You see, I am part of that lower middle class contingent that drinks Earl Grey tea with milk, listens to Radio 4 while cleaning the toilet and quotes GCSE Keats badly at dinner parties. I’m about as posh as HobNob biscuits; half chocolate-covered snob, half oat-chipped inverse-snob, which makes me perfectly positioned to point out our current class conundrum.
The morning our brave and stupid Chancellor George Osborne announced the government’s Comprehensive Spending Review, a number of people posted up his infamous Bullingdon Club photo on Twitter. “Whatever happens today, remember this photo,” declared one comedian. It was time, Twitter implied, for those public school boys to show their true colours. For the elite to delete. For the posh to push.
For this, in case you hadn’t noticed, is a cabinet of absolute rambunctious poshos. Real whizzbanging members of the aristocracy. Absolute ruddy Etonians, fossicking great chumleys and chuffing great toffee-nosed rotters.

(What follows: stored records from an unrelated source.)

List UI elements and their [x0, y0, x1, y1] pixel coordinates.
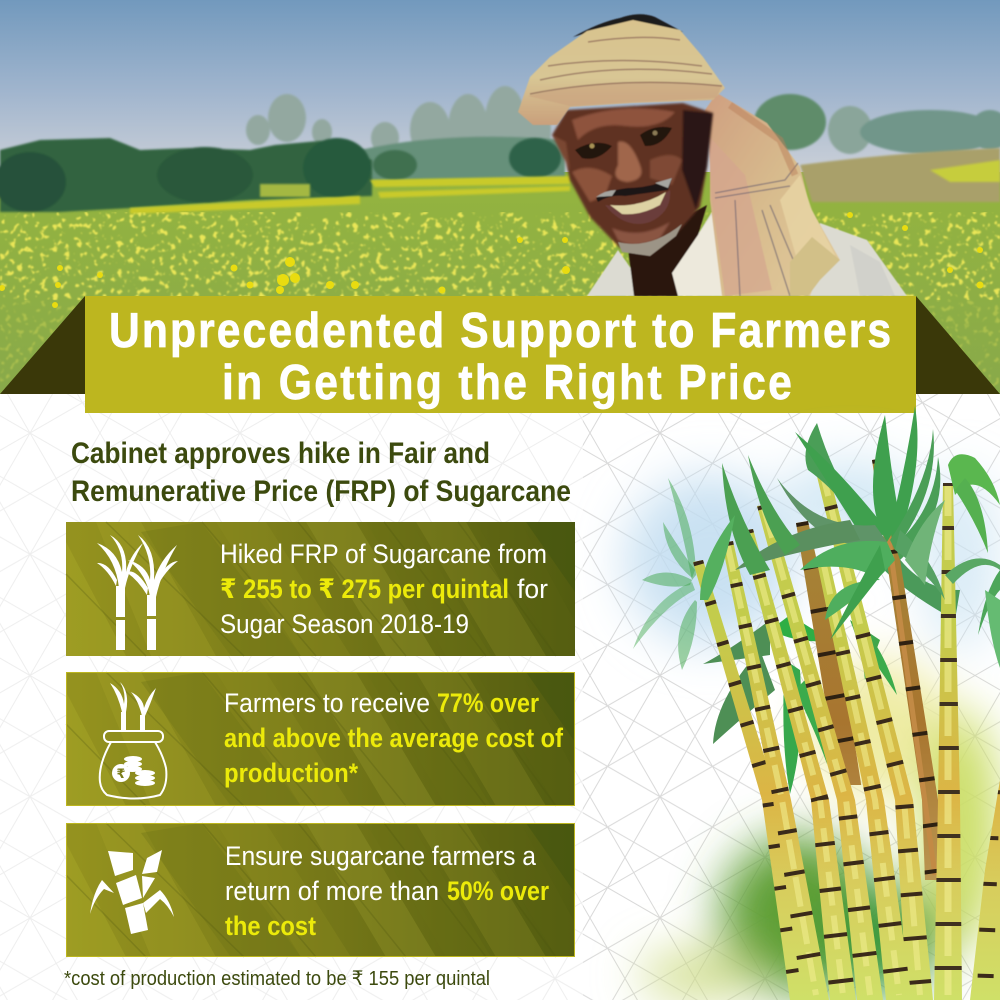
farmer neck: [628, 205, 707, 296]
near trees: [0, 138, 561, 212]
card text: Ensure sugarcane farmers a: [225, 841, 537, 871]
farmer scarf: [705, 93, 840, 296]
front leaves: [700, 406, 1000, 668]
farmer face: [552, 103, 713, 255]
farmer beard: [618, 224, 682, 256]
panel: 77 percent return: and above the average cost of: [224, 723, 564, 753]
mustard flowers: [0, 212, 984, 308]
icon: cut sugarcane pieces: [90, 850, 174, 934]
farmer shirt: [587, 210, 907, 296]
panel: 77 percent return: [66, 672, 575, 806]
title text line 2: in Getting the Right Price: [222, 354, 792, 410]
panel: 50 percent return: [66, 823, 575, 957]
panel: 77 percent return: 77% over: [437, 688, 539, 718]
sugarcane illustration: [625, 406, 1000, 1000]
title text line 1: Unprecedented Support to Farmers: [109, 302, 891, 358]
footnote: *cost of production estimated to be ₹ 155 per quintal: [64, 968, 490, 990]
intro heading: [71, 437, 571, 508]
flower strips: [130, 176, 570, 214]
panel: 50 percent return: return of more than: [225, 876, 439, 906]
farmer hair: [573, 14, 683, 37]
farmer mouth and moustache: [605, 190, 670, 224]
farmer turban: [518, 20, 725, 125]
farmer eyes: [575, 127, 672, 159]
distant trees: [246, 86, 1000, 180]
intro heading: Cabinet approves hike in Fair and: [71, 437, 490, 470]
title banner: [85, 296, 916, 413]
icon: sugarcane stalks: [97, 535, 178, 650]
panel: hiked FRP: for: [517, 574, 548, 604]
panel: 50 percent return: 50% over: [447, 876, 549, 906]
icon: sack with sugarcane and coins: ₹: [116, 766, 126, 781]
panel: hiked FRP: Sugar Season 2018-19: [220, 609, 469, 639]
intro heading: Remunerative Price (FRP) of Sugarcane: [71, 475, 571, 508]
title banner side folds: [0, 296, 1000, 394]
panel: 50 percent return: the cost: [225, 911, 316, 941]
hill flower patch: [930, 160, 1000, 182]
card text: Hiked FRP of Sugarcane from: [220, 539, 547, 569]
panel: hiked FRP: ₹ 255 to ₹ 275 per quintal: [220, 574, 509, 604]
photo: mustard field, trees and sky: [0, 0, 1000, 394]
panel: 77 percent return: production*: [224, 758, 358, 788]
card text: Farmers to receive: [224, 688, 430, 718]
panel: hiked FRP: [66, 522, 575, 656]
photo: smiling farmer: [518, 14, 907, 296]
hill at right: [800, 148, 1000, 202]
back leaves: [633, 478, 960, 794]
back canes: [690, 455, 1000, 1000]
watercolor wash: [625, 460, 998, 997]
icon: sack with sugarcane and coins: [100, 682, 166, 798]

They have been plopped out by a pin-striped conveyor belt that stretches back to King William IV. The very men who are loading students up with more debts than RBS and who have just introduced the biggest public spending cuts since 1918 are just about as press-my-tail-coat-and-call-me-m’lord upper class as a fox-lined top hat.
So, it comes as something of a surprise that during this age of austerity, when such bastions of public school, private income and aristocratic upbringings are pinching the working person’s purse, so many of us are glued to Downton Abbey. Julian Fellowes’ latest TV instalment in the Gosford Park, Servants and Upstairs, Downstairs mould is a cacophony of class injustice, yet over 7.6 million of us tuned in to the ITV debut and the series has already announced a second series. Shining silver, silent servants, disenfranchised women, colossal unearned incomes and an expendable working class; when it comes to Sunday night viewing, it seems the aristocracy still holds us in thrall.
This is not, however, a straight-to-ITV trend. From Ivy League-harping Vampire Weekend to stately home twonking Olly Murs to Albion trinketing Doherty, pop is dressing posher than a Fortnum & Mason hamper. Is it any wonder that Cameron-campaigning Gary Barlow chose to film the latest Take That video at Dorney Lake in Eton? Long gone are the days of leather chaps and homoerotic Mancunian jelly-rolling; with their short back-and-sides, Oxbridge rowing whites and modified sculling boat, the fab five look like extras in Brideshead Revisited, or Jerome K Jerome’s Edwardian romp Three Men in a Boat.
So, what does it say about the current cultural climate that in a time of recession, when so many of us have been told to tighten our belts, we have instead pulled on our Barbour jackets and Hunter wellies? That yet another Helena Bonham Carter period feature about the royal family proved a hit at the London Film Festival? That graphic designers choose to dress like Bertie Wooster?
We may blame super-rich city bankers and myopic moneyed politicians for the plight of the poor, but poshness, it seems, still reigns supreme.